Anyhow, Phil just doesn’t want us to teach our children about the evil dregs of the earth. He’s not just concerned with them knowing how to avoid predators and protect themselves. McGraw tells us to teach them how to live a positive, full and happy life. This includes, of course, teaching children what we know about how to win in the real world so that they too can succeed.
He also advises that we make sure we pick the battles that will inevitably come up as we raise our kids. It’s one thing for our kid to want a crazy hair style and another to be out participating in under aged drinking parties. If you were a parent having to choose between the battles over hair style and drinking which one would you pick? Hair grows back. Drinking does way more damage than good. You’d want to fight the battle regarding drinking wouldn’t you? “I know I would!”
He implies here too that the rules for winning, outlined in the sixteen tactics we discussed earlier in this book, can be used to raise our children.
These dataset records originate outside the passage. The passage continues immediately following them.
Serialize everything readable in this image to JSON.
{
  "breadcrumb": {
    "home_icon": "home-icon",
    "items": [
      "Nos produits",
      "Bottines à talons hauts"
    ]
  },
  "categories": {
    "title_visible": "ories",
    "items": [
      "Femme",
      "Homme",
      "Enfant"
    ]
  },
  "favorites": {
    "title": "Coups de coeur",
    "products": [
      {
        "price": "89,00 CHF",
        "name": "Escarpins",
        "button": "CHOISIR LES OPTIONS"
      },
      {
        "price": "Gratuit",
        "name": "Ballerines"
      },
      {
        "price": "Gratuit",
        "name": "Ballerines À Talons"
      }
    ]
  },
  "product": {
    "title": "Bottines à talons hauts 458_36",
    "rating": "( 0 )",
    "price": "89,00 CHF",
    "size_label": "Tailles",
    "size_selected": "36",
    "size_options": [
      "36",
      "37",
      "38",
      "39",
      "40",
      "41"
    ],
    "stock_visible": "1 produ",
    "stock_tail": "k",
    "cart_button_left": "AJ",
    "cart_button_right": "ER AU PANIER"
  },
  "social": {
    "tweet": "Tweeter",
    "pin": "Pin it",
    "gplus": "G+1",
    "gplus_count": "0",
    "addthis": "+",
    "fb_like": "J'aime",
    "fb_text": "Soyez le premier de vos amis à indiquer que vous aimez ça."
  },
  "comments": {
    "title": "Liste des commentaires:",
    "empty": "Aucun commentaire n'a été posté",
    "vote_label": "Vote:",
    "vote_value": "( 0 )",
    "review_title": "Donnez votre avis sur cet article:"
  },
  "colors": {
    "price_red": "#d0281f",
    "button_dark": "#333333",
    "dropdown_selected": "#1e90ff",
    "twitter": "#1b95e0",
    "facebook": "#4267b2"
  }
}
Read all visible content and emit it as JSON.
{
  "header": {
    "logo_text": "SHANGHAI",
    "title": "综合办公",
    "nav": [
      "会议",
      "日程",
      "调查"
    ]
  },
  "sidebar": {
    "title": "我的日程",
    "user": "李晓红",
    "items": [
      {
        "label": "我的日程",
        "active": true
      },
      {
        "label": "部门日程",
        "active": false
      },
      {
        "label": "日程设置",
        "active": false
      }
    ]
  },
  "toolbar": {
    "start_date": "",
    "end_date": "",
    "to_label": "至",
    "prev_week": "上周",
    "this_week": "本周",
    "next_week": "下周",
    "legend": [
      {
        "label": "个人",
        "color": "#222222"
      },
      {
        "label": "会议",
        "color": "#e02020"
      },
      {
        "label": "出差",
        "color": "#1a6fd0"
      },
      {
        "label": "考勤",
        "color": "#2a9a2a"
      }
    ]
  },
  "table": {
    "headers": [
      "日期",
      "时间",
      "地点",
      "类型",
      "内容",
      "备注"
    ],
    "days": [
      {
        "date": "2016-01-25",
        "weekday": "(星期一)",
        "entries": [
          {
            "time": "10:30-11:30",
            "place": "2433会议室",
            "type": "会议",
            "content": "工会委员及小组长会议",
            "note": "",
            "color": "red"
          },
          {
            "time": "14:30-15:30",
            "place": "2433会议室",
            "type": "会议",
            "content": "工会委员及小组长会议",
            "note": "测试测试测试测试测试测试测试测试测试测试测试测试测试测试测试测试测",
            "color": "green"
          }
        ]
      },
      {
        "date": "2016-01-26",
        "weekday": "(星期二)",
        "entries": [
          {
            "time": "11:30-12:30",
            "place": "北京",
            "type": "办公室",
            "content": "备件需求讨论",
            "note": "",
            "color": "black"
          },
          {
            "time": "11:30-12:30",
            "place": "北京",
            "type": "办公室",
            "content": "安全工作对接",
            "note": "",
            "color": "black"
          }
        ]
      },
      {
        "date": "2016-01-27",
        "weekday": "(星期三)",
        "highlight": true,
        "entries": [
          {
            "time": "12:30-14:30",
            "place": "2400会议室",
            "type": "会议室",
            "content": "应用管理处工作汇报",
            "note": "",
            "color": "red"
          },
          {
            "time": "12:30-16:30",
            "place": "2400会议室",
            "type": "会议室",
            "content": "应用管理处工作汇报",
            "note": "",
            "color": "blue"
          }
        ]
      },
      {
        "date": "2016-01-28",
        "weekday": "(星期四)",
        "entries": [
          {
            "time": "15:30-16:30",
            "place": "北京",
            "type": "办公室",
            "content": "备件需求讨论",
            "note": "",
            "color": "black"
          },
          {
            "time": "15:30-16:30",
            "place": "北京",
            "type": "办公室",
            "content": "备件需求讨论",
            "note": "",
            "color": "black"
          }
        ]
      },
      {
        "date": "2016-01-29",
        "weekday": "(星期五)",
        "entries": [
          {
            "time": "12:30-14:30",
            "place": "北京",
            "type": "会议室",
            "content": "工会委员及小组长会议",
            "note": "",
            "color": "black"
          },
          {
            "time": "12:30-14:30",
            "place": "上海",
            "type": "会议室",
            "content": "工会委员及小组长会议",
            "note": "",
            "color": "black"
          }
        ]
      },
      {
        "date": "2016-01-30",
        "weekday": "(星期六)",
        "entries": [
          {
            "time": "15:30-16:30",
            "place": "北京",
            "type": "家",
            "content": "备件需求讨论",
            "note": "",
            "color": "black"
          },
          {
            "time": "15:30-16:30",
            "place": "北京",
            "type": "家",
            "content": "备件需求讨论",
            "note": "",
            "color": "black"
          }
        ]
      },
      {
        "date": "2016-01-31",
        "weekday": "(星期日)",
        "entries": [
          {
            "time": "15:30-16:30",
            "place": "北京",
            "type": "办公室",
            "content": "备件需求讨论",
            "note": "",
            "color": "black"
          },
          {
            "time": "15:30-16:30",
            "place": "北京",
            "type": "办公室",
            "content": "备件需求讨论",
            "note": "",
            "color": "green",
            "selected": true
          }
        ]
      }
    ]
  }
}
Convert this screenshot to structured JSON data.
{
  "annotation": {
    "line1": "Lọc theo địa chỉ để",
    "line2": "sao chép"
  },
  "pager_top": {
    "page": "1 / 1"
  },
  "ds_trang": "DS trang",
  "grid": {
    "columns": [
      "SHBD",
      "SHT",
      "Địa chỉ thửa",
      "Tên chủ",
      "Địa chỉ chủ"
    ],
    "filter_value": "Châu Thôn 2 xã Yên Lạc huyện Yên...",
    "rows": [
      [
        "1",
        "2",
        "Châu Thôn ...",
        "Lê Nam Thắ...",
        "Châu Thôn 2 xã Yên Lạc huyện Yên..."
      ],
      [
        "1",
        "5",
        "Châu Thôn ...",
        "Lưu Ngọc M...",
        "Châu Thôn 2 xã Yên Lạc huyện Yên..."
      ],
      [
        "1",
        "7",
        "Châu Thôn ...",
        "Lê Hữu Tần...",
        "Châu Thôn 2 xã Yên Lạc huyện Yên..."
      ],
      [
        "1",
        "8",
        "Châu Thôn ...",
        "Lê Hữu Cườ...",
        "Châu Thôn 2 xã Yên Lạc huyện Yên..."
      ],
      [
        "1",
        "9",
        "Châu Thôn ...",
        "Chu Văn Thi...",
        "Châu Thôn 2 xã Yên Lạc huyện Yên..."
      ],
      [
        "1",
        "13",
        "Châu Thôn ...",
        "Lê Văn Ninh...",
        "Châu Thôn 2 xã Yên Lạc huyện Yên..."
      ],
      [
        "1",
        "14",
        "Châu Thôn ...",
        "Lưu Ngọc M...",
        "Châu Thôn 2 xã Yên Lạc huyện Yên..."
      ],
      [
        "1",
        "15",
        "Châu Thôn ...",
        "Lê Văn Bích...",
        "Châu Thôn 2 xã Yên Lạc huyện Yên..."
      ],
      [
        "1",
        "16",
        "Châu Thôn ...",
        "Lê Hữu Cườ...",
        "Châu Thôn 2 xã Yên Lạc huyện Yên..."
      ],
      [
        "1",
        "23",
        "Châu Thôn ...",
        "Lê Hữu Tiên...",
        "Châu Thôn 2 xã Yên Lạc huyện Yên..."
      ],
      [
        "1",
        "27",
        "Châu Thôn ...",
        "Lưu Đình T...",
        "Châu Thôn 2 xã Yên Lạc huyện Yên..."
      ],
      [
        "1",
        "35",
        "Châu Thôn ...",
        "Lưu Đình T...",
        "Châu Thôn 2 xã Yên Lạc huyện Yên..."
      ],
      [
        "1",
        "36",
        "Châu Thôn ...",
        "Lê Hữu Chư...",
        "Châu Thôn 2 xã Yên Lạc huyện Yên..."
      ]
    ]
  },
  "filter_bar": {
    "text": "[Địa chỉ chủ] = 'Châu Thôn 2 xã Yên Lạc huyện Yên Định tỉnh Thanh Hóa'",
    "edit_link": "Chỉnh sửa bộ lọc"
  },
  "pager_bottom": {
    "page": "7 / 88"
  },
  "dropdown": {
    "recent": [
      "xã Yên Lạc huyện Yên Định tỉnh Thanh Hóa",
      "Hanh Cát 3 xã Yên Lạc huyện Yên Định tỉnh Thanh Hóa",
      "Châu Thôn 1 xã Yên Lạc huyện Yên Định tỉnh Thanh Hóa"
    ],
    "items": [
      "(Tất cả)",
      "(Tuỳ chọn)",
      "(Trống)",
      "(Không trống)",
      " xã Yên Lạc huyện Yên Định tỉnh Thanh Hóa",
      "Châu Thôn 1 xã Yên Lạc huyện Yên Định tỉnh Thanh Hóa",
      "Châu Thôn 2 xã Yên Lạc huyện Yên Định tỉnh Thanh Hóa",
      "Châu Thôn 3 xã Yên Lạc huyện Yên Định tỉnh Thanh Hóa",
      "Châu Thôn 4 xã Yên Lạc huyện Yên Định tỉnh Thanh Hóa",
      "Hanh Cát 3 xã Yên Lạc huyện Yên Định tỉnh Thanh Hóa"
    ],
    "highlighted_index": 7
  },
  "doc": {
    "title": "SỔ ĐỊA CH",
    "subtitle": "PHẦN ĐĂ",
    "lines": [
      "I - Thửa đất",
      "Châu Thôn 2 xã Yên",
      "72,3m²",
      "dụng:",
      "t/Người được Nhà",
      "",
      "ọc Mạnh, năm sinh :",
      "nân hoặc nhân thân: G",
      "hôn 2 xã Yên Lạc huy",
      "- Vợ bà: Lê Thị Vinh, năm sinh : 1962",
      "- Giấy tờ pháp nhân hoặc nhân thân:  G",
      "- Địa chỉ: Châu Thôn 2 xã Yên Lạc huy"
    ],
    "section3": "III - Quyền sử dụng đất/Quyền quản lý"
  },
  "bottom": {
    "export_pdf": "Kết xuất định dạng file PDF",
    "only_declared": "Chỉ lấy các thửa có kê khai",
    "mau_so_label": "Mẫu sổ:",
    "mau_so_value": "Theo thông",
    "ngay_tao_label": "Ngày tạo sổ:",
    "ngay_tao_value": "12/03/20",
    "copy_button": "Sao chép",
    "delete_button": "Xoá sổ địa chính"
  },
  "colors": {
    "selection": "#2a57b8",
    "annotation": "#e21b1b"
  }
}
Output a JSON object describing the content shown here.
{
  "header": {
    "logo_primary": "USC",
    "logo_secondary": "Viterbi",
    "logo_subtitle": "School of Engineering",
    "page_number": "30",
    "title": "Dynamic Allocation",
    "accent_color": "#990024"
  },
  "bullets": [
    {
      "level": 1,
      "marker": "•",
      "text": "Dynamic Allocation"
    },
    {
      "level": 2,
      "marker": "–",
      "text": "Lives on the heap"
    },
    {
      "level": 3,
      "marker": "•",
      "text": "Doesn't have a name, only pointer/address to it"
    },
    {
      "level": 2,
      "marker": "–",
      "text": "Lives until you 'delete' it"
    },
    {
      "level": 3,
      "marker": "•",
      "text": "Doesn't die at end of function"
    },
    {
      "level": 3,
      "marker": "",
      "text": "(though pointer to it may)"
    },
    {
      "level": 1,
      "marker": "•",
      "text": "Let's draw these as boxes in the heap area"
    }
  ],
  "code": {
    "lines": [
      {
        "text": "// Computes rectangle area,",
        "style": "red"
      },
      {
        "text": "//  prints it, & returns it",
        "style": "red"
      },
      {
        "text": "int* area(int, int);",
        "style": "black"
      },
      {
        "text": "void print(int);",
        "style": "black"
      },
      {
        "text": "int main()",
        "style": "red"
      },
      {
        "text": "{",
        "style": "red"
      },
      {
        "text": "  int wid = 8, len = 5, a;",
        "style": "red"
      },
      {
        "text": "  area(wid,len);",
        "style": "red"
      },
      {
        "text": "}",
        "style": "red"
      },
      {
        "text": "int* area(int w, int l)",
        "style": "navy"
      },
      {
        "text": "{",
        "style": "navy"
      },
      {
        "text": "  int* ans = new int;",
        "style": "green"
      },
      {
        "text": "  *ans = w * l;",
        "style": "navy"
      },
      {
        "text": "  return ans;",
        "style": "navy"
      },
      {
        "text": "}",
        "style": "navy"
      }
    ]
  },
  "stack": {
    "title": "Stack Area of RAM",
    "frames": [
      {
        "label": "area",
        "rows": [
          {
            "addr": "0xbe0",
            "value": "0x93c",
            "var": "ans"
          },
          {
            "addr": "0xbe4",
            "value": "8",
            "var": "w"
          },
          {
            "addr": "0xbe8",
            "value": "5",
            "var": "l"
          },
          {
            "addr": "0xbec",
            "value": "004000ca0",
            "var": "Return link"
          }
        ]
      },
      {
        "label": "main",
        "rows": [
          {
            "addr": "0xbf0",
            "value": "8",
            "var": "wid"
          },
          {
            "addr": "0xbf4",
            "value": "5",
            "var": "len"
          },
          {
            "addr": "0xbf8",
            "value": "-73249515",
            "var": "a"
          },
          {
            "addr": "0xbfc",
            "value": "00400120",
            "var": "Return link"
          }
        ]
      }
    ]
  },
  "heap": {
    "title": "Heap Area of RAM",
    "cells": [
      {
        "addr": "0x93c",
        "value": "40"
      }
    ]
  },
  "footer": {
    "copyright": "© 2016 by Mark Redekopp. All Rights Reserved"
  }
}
Yeah! We want to teach those tactics to our kids but it doesn’t hurt to use them to raise our kids either, according to Dr. McGraw.
When we want to steer our kids away from having sex at too early of an age or engaging in drugs and alcohol; we are told in this part of, “Life Code,” that it’s not enough to tell them not to do these things because it’s morally wrong! However, Phil suggests appealing to our children’s self-interests by letting girls know what their life will be like if they become pregnant at a young age, the things they will not be able to do, etcetera. Conversations about drugs and alcohol can run along similar lines. Notice the word, “Conversations,” here? Rather different from, “Lectures,” isn’t it? You know what to do, right?
What’s that? Your kids don’t have anything they are passionate about? Seriously? “Help them find something then!” Why? McGraw tells us that kids who have things that they want to do can more clearly see how an unwanted pregnancy, drinking and doing drugs will not fit into their plans. It’s a pretty cool way to make sure they have incentive not to do stupid stuff, Ha?
It is often by talking to our children about the stuff in life that doesn’t matter (fashion, sports, music, etcetera) which makes it far easier for us to talk to them about the important stuff that does. I don’t think it takes a rocket scientist to figure out why, “Do You?” Yup! If you are thinking that it has to do with their comfort level and feelings of acceptance then you are on the right track!
In this chapter of Dr. Philip McGraw’s book we are given some possible indicators of having a child on our hands, who is using drugs, is being bullied or who is actually a bully. The symptoms of drug use are but not limited to; dark circles under eyes, paleness or discoloration of skin, quick weight loss, trembling hands, lower grades in school, cutting classes or school entirely, sudden mood changes and a higher level of anger towards family members than what is warranted or even normal. If they are a victim of bullying the signs could be; a pattern of withdrawal, fearfulness, depression, shame, anxiety, poor self-esteem, unexplained physical ailments, bruises, belongings that are damaged or go missing, trouble sleeping or eating if not both, dropping grades and excuses designed to help them avoid school. If your child is a bully? That list includes but probably isn’t limited to; acting impulsively, seeking to dominate, being quick to anger, defying adults, lacking empathy, displays of aggressive behavior, having things that don’t belong to them and often being highly critical of others.